A small advantage for women
Women are as likely as men to be selected for professorships when they apply and do not experience discrimination even in fields where they are very much underrepresented. This is shown in a recently published study by WZB researchers Heike Solga and Alessandra Rusconi together with Nicolai Netz (German Center for Higher Education Research and Science Studies (DZHW)). The researchers investigated whether female and male professors are prone to gender bias and prefer female or male applicants. The result: for new appointments to full professorships, highly qualified female applicants are just as likely to be invited as comparably qualified men. There is a small advantage for women among less qualified applicants, in this case women are more likely to be invited than comparably qualified men.
Recent evidence suggest that women are more likely to be appointed to professorships when they apply, which happens less often. This advantage for women may be due in part to the widely promoted gender-equality policy of having a substantial female quota in selection committees. To date, however, research has rarely considered whether male and female committee members evaluate applicants for professorships differently. Heike Solga, Director of the Skill Formation and Labor Markets Unit, Alessandra Rusconi, Scientific Research Coordinator of this unit, and Nicolai Netz (Head of the Junior Research Group Mobility of the Highly Skilled at the DZHW) address this research gap with a factorial survey experiment with German university professors from different fields (mathematics, physics, economics, political and social science, German studies).

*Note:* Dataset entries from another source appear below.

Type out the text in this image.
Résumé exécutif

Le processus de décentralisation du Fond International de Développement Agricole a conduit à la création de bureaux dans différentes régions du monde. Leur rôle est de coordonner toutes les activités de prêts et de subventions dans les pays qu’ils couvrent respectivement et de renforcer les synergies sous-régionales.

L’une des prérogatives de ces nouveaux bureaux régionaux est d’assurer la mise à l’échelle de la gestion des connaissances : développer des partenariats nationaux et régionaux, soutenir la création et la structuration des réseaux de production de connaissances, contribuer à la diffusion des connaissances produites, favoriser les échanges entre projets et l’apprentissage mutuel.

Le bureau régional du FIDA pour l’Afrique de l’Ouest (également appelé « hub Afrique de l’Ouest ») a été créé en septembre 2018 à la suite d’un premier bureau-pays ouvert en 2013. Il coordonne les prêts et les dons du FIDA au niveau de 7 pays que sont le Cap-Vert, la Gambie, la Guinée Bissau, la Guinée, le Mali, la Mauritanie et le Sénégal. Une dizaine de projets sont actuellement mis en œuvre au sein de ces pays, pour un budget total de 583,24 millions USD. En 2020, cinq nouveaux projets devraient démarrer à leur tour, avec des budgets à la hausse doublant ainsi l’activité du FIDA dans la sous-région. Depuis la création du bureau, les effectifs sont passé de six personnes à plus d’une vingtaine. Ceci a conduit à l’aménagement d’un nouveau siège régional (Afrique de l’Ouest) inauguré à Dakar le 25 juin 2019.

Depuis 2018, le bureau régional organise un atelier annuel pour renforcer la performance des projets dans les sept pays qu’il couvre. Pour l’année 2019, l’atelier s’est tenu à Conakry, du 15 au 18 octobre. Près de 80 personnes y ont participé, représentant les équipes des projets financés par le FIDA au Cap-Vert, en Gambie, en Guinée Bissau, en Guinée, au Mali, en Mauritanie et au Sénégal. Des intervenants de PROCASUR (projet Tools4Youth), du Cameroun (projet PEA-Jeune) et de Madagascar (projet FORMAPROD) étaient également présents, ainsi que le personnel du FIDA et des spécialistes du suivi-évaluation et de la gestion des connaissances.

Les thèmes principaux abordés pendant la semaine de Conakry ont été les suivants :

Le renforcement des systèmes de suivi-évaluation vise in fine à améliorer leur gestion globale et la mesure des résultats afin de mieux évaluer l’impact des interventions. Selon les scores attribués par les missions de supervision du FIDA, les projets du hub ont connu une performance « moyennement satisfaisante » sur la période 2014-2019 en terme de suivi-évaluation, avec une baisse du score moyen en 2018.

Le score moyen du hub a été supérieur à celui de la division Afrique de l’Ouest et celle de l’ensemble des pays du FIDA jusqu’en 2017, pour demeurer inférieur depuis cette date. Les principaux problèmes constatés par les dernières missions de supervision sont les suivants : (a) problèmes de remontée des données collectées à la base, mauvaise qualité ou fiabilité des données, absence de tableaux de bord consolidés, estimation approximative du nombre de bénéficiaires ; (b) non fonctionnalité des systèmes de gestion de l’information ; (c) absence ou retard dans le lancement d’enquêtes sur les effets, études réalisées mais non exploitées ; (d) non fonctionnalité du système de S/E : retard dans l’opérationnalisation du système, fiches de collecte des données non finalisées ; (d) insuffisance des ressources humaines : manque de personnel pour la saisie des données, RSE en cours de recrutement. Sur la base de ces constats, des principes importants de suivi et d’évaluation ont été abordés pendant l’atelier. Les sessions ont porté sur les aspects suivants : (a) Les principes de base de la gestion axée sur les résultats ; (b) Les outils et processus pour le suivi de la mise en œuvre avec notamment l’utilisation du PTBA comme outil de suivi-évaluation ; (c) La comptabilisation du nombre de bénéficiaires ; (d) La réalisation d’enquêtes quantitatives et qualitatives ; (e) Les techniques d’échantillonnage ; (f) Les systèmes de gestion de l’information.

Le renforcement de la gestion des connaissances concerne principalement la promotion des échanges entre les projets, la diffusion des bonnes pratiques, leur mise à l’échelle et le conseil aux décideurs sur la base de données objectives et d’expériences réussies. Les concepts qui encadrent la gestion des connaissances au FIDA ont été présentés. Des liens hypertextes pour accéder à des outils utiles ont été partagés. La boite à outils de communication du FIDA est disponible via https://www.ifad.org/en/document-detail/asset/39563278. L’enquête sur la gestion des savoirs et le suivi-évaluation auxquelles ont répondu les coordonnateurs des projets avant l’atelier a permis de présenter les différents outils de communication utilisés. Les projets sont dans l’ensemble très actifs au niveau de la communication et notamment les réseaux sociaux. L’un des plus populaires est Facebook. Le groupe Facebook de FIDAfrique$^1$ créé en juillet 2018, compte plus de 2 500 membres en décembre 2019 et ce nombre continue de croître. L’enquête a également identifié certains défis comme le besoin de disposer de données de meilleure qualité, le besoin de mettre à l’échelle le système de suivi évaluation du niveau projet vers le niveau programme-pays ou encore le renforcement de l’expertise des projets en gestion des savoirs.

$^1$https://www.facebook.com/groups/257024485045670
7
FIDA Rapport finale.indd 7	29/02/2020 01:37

In this experiment, professors were asked to evaluate the qualification of hypothetical applicants for full professorships and the likelihood of inviting these applicants for a job interview. The results show: Female applicants have a small advantage both in terms of perceived qualification and likelihood of being invited—with no differences between the male and female professors assessing them. However, this female advantage in invitation does not apply to highly qualified applicants but only to applicants with low and mediocre perceived qualifications—again, there is no difference between male and female respondents.